By the time they graduated, they had two of the highest grade point averages in their class. It would have made sense for them to be college-bound. But neither would go to college. Because of their undocumented status, they did not qualify for financial aid, and, without aid, they could not afford it.

During this year’s State of the Union, I listened to President Trump’s nativist rhetoric and I thought of my students and the thousands of others in New York City who are undocumented. President Trump falsely portrayed them as gang members and killers. The truth is, they came to this country before they even understood politics and borders. They grew up in the U.S. They worked hard in school. In this case, they graduated with honors. They want to be doctors and teachers. Why won’t we let them?

Instead, as Trump works to repeal President Obama’s broader efforts to enfranchise these young people, their futures are plagued by uncertainty and fear.
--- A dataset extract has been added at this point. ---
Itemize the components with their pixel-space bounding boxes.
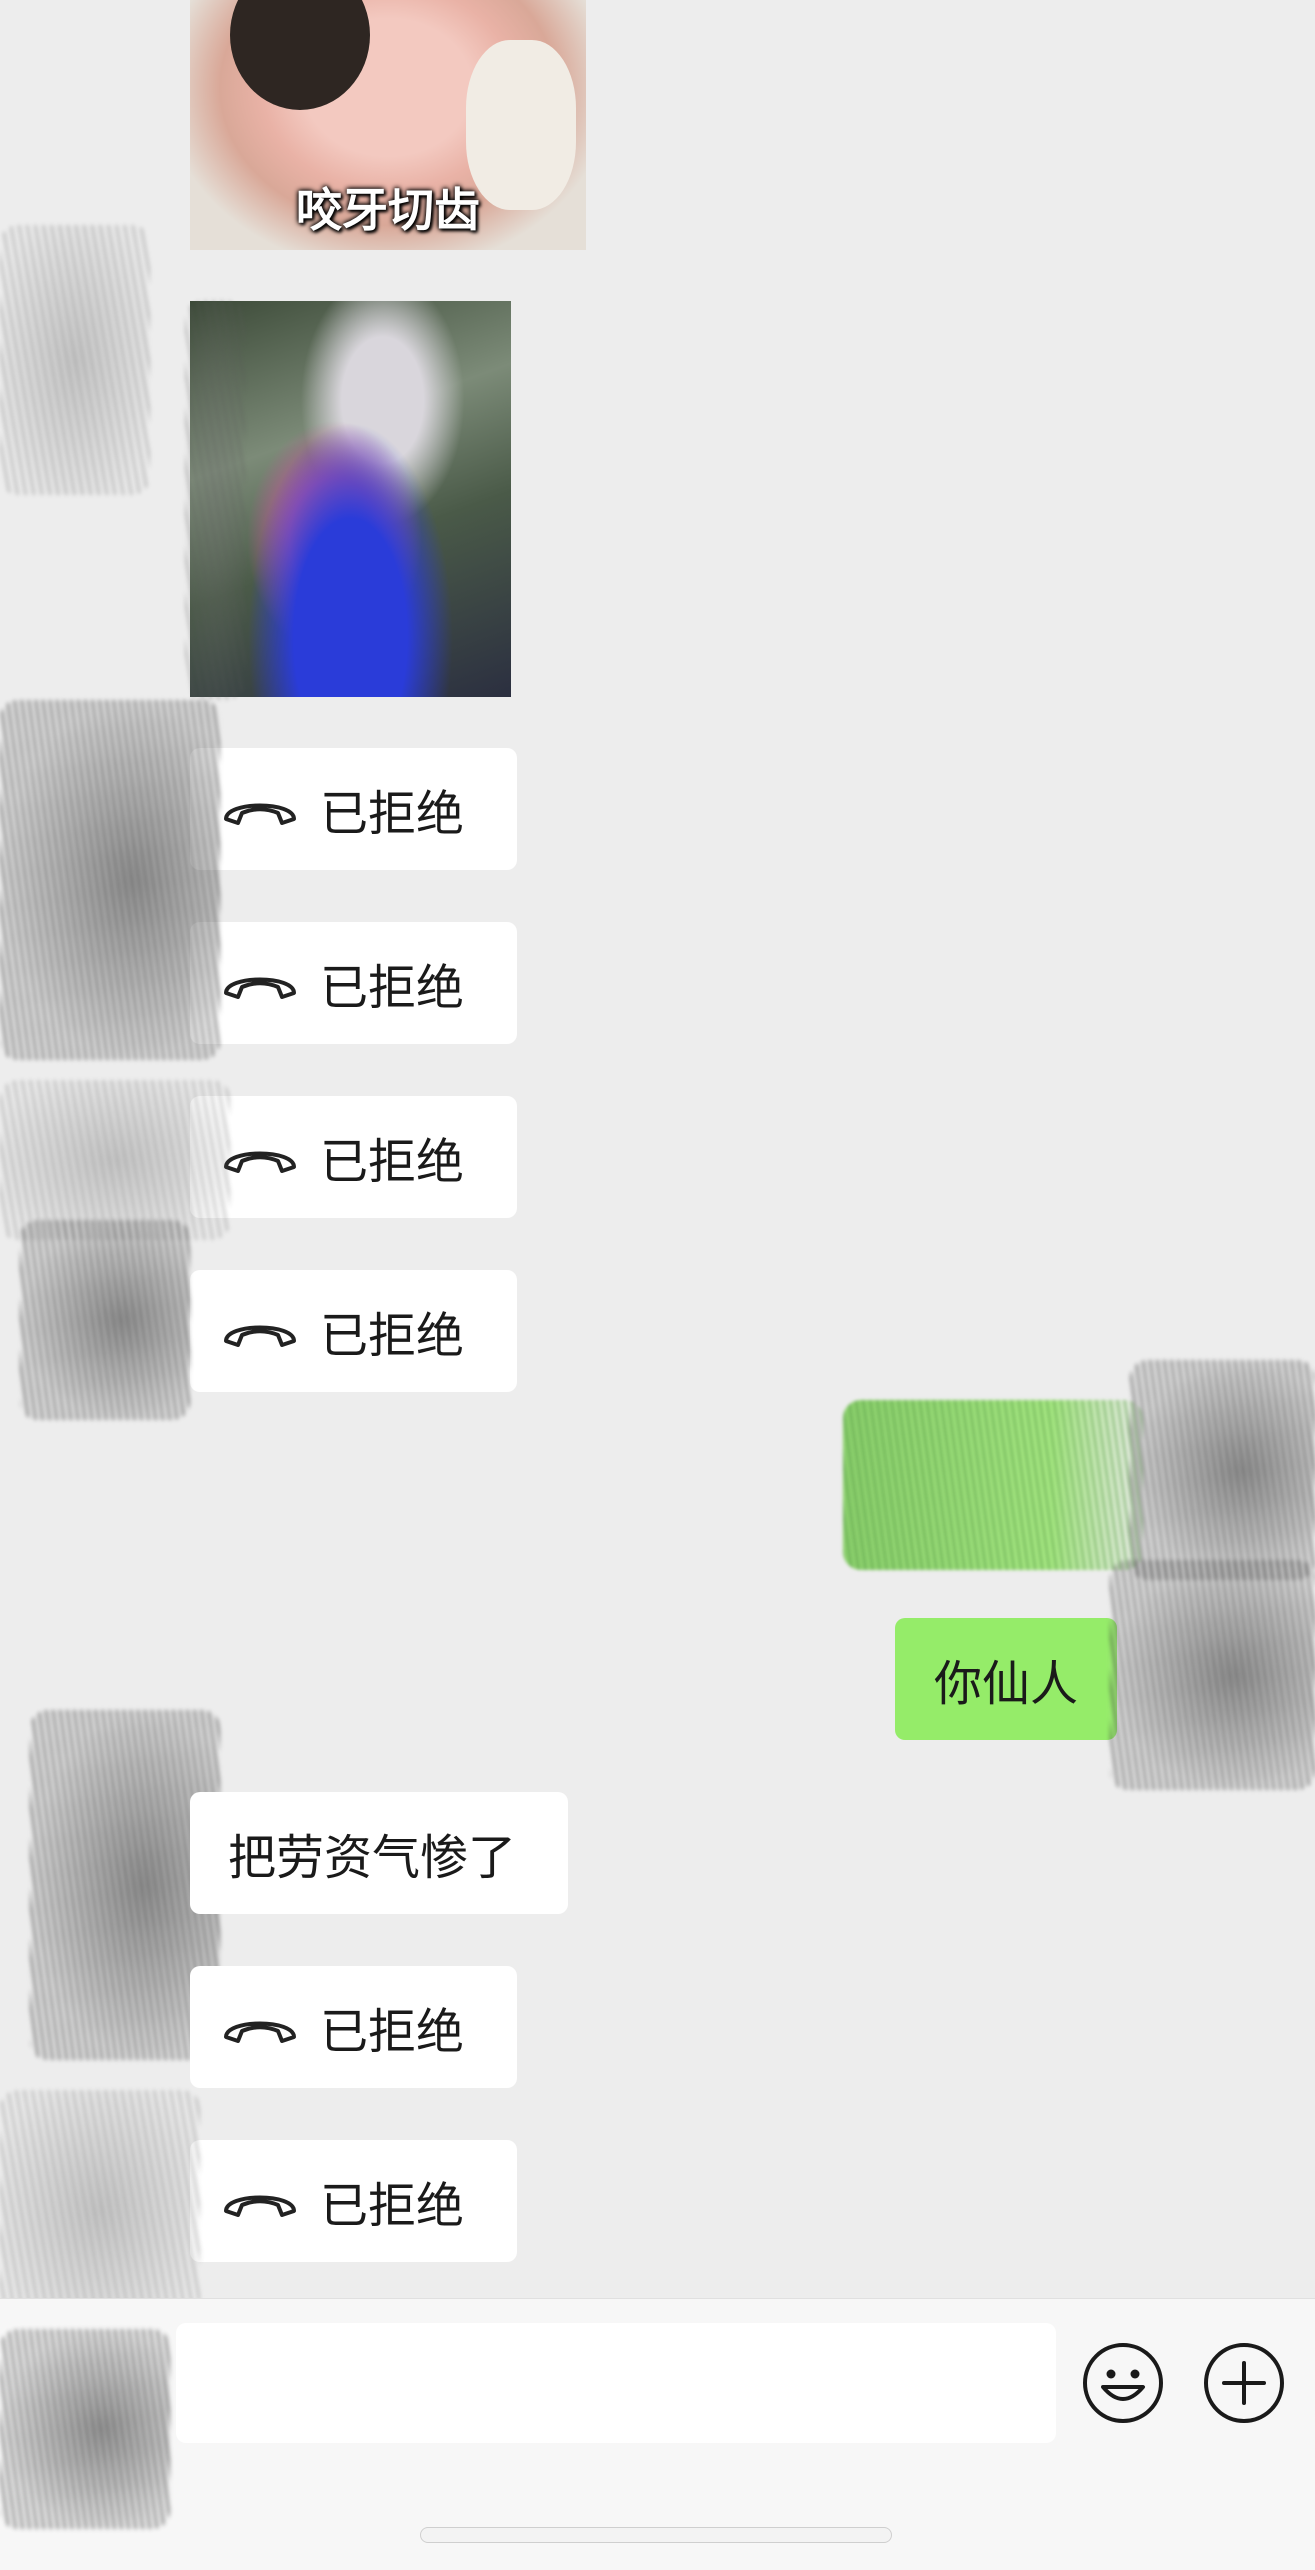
outgoing-message-bubble[interactable]: 你仙人 <box>895 1618 1117 1740</box>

A Supreme Court move just last week means that young people enrolled in the Deferred Action for Childhood Arrivals program remain protected but in limbo.

While Trump and the Congress continue to struggle to find compromise on immigration, we have a unique opportunity here in New York State to help Dreamers. Recently, the Governor Cuomo proposed and the state Assembly passed New York’s DREAM Act, which would allow Sofia, Isabella, and their undocumented peers to access financial aid and pursue higher education on equal footing with their documented peers. Republicans in the New York State Senate, however, have refused to take up this bill, arguing that New York state has to prioritize the needs of American-born middle-class families.

This argument baffles me. In high school, Sofia worked hard to excel in math and science in order to become a radiologist. Isabella was so passionate about becoming a special education teacher that she spent her free periods volunteering with students with severe disabilities at the school co-located in our building.

These young people are Americans. True, they may not have been born here, but they have grown up here and seek to build their futures here. They are integral members of our communities.

By not passing the DREAM Act, it feels like lawmakers have decided that some of the young people that graduate from my school do not deserve the opportunity to achieve their dreams. I applaud the governor’s leadership, in partnership with the New York Assembly, to support Dreamers like Sofia and Isabella and I urge Senate Republicans to reconsider their opposition to the bill.

Today, Sofia and Isabella have been forced to find low-wage jobs, and our community and our state are the poorer for it.

Ilona Nanay is a 10th grade global history teacher and wellness coordinator at Mott Hall V in the Bronx. She is also a member of Educators for Excellence – New York.